Second, the EU’s decision-making process on sanctions policy, including monitoring and enforcement mechanisms, should be significantly improved. Because the EU requires unanimity to impose and renew sanctions, its ability to act and adapt is limited and slow; this gives targets sufficient time to find alternative solutions by shifting capital and payments to countries where legislation is weak or absent. As the Crimea sanctions are not linked to the Minsk agreements or any other conditionality, they should be open-ended, rather than requiring regular extensions. This will make the EU immune to potential internal tensions linked to each renewal of the Crimea sanctions, and will eliminate delays in implementation.
Currently, EU member states lack the political will to enforce sanctions effectively; the cost of monitoring is high and time-consuming, while the value of illegal export-import is low. Establishing a sanctions unit and prosecuting the sanctions evaders will repair the damage inflicted to the credibility of Western sanctions and deter companies from breaching them in the future. The EU should allocate sufficient resources to ensure compliance, and its member states should establish an effective monitoring system that includes coordination and information-sharing. Ukraine’s law enforcement agencies should show their willingness to go after sanctions busters, too.

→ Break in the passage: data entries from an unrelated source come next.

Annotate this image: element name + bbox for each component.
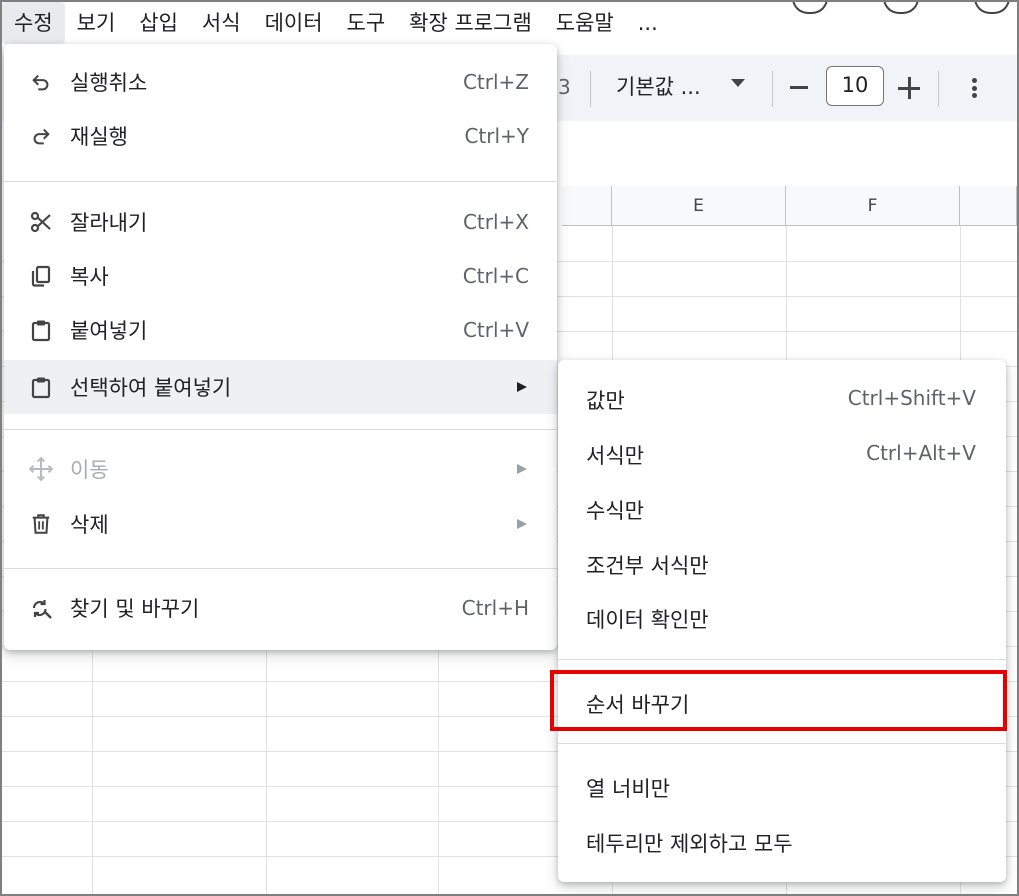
submenu-item-conditional-format-only[interactable]: 조건부 서식만	[558, 537, 1006, 591]
menu-item-label: 찾기 및 바꾸기	[70, 597, 200, 621]
shortcut-label: Ctrl+X	[462, 210, 529, 234]
menu-help[interactable]: 도움말	[544, 2, 626, 44]
submenu-arrow-icon	[517, 382, 527, 392]
submenu-item-label: 서식만	[586, 444, 644, 468]
submenu-arrow-icon	[517, 464, 527, 474]
font-family-select[interactable]: 기본값 ...	[616, 71, 701, 101]
menu-view[interactable]: 보기	[65, 2, 128, 44]
menu-item-move[interactable]: 이동	[4, 442, 557, 496]
menu-divider	[4, 181, 557, 182]
more-options-icon[interactable]	[964, 75, 984, 101]
trash-icon	[28, 511, 54, 537]
chevron-down-icon[interactable]	[731, 79, 745, 87]
toolbar-partial-text: 3	[558, 75, 571, 99]
menu-divider	[558, 743, 1006, 744]
menu-item-label: 붙여넣기	[70, 319, 148, 343]
menu-format[interactable]: 서식	[190, 2, 253, 44]
shortcut-label: Ctrl+Z	[462, 70, 529, 94]
submenu-item-data-validation-only[interactable]: 데이터 확인만	[558, 591, 1006, 645]
menu-item-label: 선택하여 붙여넣기	[70, 376, 232, 400]
toolbar-divider	[938, 71, 939, 107]
clipboard-icon	[28, 317, 54, 343]
undo-icon	[28, 69, 54, 95]
shortcut-label: Ctrl+V	[462, 318, 529, 342]
menu-data[interactable]: 데이터	[253, 2, 335, 44]
menu-item-label: 이동	[70, 458, 109, 482]
menu-item-label: 재실행	[70, 125, 128, 149]
menu-extensions[interactable]: 확장 프로그램	[397, 2, 544, 44]
menu-item-paste[interactable]: 붙여넣기 Ctrl+V	[4, 303, 557, 357]
column-header-partial-left[interactable]	[562, 186, 612, 226]
increase-font-size-icon[interactable]	[898, 77, 920, 99]
paste-special-submenu: 값만 Ctrl+Shift+V 서식만 Ctrl+Alt+V 수식만 조건부 서…	[558, 360, 1006, 882]
scissors-icon	[28, 209, 54, 235]
menu-item-redo[interactable]: 재실행 Ctrl+Y	[4, 109, 557, 163]
menu-divider	[558, 659, 1006, 660]
submenu-item-formula-only[interactable]: 수식만	[558, 482, 1006, 536]
submenu-item-label: 값만	[586, 389, 625, 413]
submenu-item-label: 수식만	[586, 499, 644, 523]
menu-item-paste-special[interactable]: 선택하여 붙여넣기	[4, 360, 557, 414]
menu-divider	[4, 568, 557, 569]
redo-icon	[28, 123, 54, 149]
history-icon[interactable]	[792, 0, 828, 14]
shortcut-label: Ctrl+Alt+V	[866, 441, 976, 465]
submenu-item-column-width-only[interactable]: 열 너비만	[558, 760, 1006, 814]
submenu-item-label: 열 너비만	[586, 777, 670, 801]
menubar: 수정 보기 삽입 서식 데이터 도구 확장 프로그램 도움말 ...	[2, 0, 1017, 44]
top-icons	[792, 0, 1010, 14]
menu-item-copy[interactable]: 복사 Ctrl+C	[4, 249, 557, 303]
font-size-input[interactable]: 10	[826, 66, 884, 106]
menu-overflow[interactable]: ...	[626, 2, 670, 44]
submenu-item-label: 데이터 확인만	[586, 608, 709, 632]
column-header-e[interactable]: E	[612, 186, 786, 226]
menu-item-label: 복사	[70, 265, 109, 289]
menu-item-find-replace[interactable]: 찾기 및 바꾸기 Ctrl+H	[4, 581, 557, 635]
submenu-arrow-icon	[517, 519, 527, 529]
menu-item-label: 실행취소	[70, 71, 148, 95]
column-header-f[interactable]: F	[786, 186, 960, 226]
menu-item-undo[interactable]: 실행취소 Ctrl+Z	[4, 55, 557, 109]
find-replace-icon	[28, 595, 54, 621]
shortcut-label: Ctrl+H	[461, 596, 529, 620]
shortcut-label: Ctrl+Y	[464, 124, 529, 148]
highlight-box	[550, 670, 1007, 731]
menu-item-label: 잘라내기	[70, 211, 148, 235]
menu-item-cut[interactable]: 잘라내기 Ctrl+X	[4, 195, 557, 249]
submenu-item-format-only[interactable]: 서식만 Ctrl+Alt+V	[558, 427, 1006, 481]
shortcut-label: Ctrl+C	[462, 264, 529, 288]
column-header-partial[interactable]	[960, 186, 1017, 226]
submenu-item-all-except-borders[interactable]: 테두리만 제외하고 모두	[558, 815, 1006, 869]
copy-icon	[28, 263, 54, 289]
shortcut-label: Ctrl+Shift+V	[847, 386, 976, 410]
menu-divider	[4, 429, 557, 430]
submenu-item-label: 테두리만 제외하고 모두	[586, 832, 793, 856]
submenu-item-values-only[interactable]: 값만 Ctrl+Shift+V	[558, 372, 1006, 426]
share-icon[interactable]	[974, 0, 1010, 14]
clipboard-icon	[28, 374, 54, 400]
menu-insert[interactable]: 삽입	[127, 2, 190, 44]
toolbar-divider	[772, 71, 773, 107]
comment-icon[interactable]	[883, 0, 919, 14]
move-icon	[28, 456, 54, 482]
decrease-font-size-icon[interactable]	[790, 86, 808, 89]
menu-edit[interactable]: 수정	[2, 2, 65, 44]
toolbar-divider	[590, 71, 591, 107]
menu-tools[interactable]: 도구	[335, 2, 398, 44]
menu-item-label: 삭제	[70, 513, 109, 537]
edit-menu: 실행취소 Ctrl+Z 재실행 Ctrl+Y 잘라내기 Ctrl+X 복사 Ct…	[4, 44, 557, 650]
menu-item-delete[interactable]: 삭제	[4, 497, 557, 551]
submenu-item-label: 조건부 서식만	[586, 554, 709, 578]
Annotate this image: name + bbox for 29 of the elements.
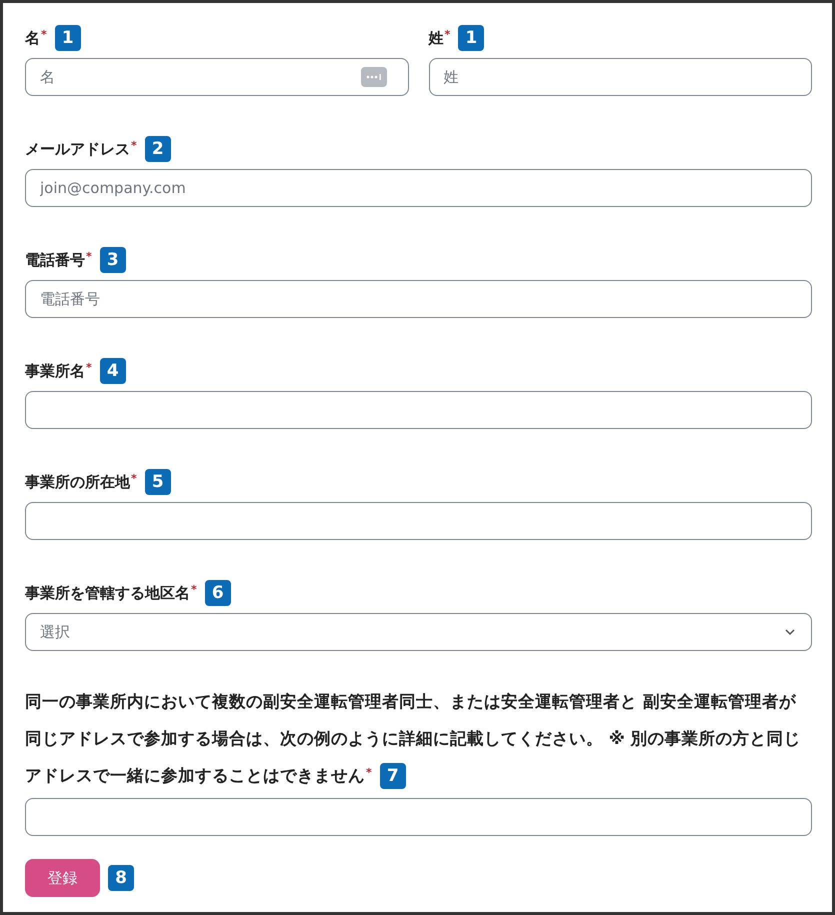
field-label: 電話番号$^{*}$ — [25, 250, 92, 270]
number-badge: 2 — [144, 136, 171, 162]
text-field[interactable] — [25, 502, 812, 540]
field-label: 同一の事業所内において複数の副安全運転管理者同士、または安全運転管理者と 副安全運転管理者が — [25, 690, 796, 712]
number-badge: 3 — [100, 247, 126, 273]
field-label: 事業所を管轄する地区名$^{*}$ — [25, 583, 197, 603]
number-badge: 5 — [144, 469, 171, 495]
submit-button[interactable]: 登録 — [25, 859, 100, 897]
text-field[interactable]: join@company.com — [25, 169, 812, 207]
field-label: 同じアドレスで参加する場合は、次の例のように詳細に記載してください。 ※ 別の事業所の方と同じ — [25, 728, 801, 750]
text-field[interactable] — [25, 798, 812, 836]
text-field[interactable] — [25, 391, 812, 429]
text-field[interactable]: 名 — [25, 58, 408, 96]
field-label: 事業所の所在地$^{*}$ — [25, 472, 137, 492]
field-label: メールアドレス$^{*}$ — [25, 139, 137, 159]
autofill-icon[interactable] — [360, 67, 386, 87]
number-badge: 8 — [108, 865, 134, 891]
field-label: アドレスで一緒に参加することはできません$^{*}$ — [25, 764, 372, 786]
number-badge: 1 — [458, 25, 484, 51]
field-label: 事業所名$^{*}$ — [25, 361, 92, 381]
number-badge: 4 — [100, 358, 126, 384]
field-label: 姓$^{*}$ — [428, 28, 450, 48]
number-badge: 6 — [204, 580, 231, 606]
number-badge: 1 — [54, 25, 81, 51]
field-label: 名$^{*}$ — [25, 28, 47, 48]
number-badge: 7 — [380, 762, 406, 788]
text-field[interactable]: 姓 — [428, 58, 812, 96]
text-field[interactable]: 電話番号 — [25, 280, 812, 318]
select-field[interactable]: 選択 — [25, 613, 812, 651]
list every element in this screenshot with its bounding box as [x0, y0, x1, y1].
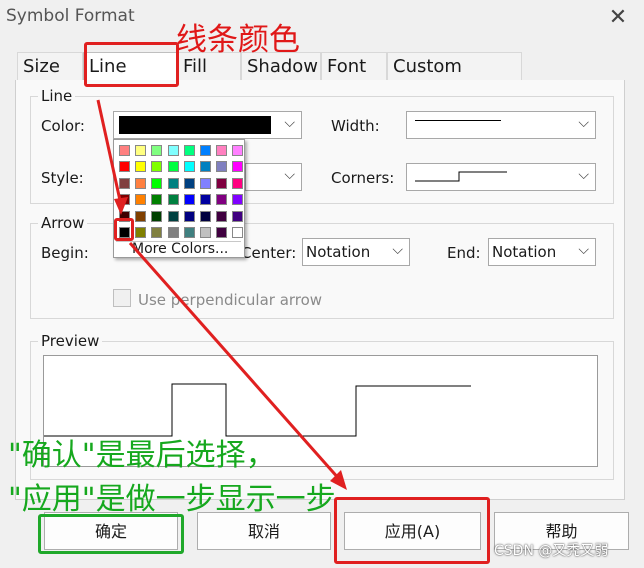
confirm-annotation: "确认"是最后选择， — [8, 438, 276, 473]
line-color-annotation: 线条颜色 — [176, 22, 300, 58]
watermark: CSDN @又秃又弱 — [494, 543, 609, 559]
apply-annotation: "应用"是做一步显示一步 — [8, 482, 336, 517]
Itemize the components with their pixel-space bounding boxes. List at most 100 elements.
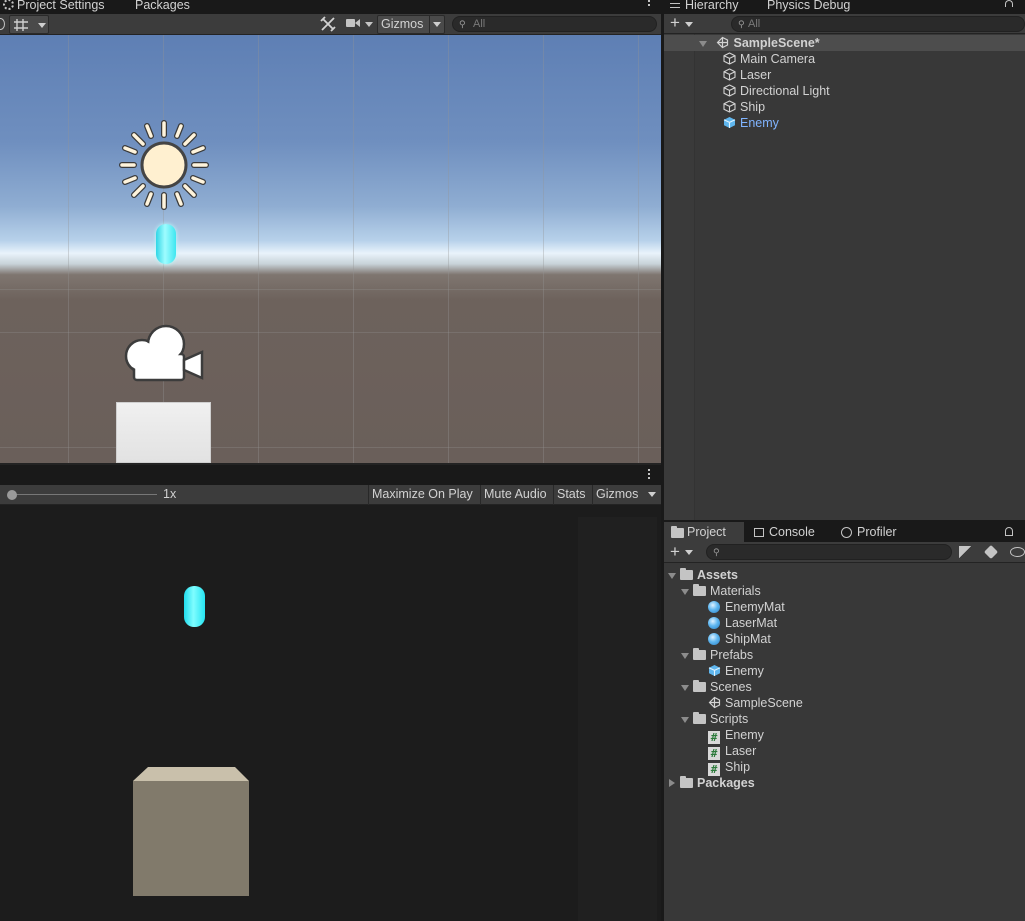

Finally, better communication between the public and private sectors is crucial, and clear guidance from officials on implementation requirements is necessary. As suggested in the 2017 RUSI report, public-private partnerships will be critical for the enhancement of companies’ compliance and thus the sanctions’ effectiveness. An exchange between private businesses and government authorities will be crucial for determining how unintentional consequences can be avoided and alternative solutions forged.
Maria Shagina is a JSPS Postdoctoral Fellow at Ritsumeikan University (Japan). She is affiliated with the Geneva International Sanctions Network and author of the book Joining a Prestigious Club.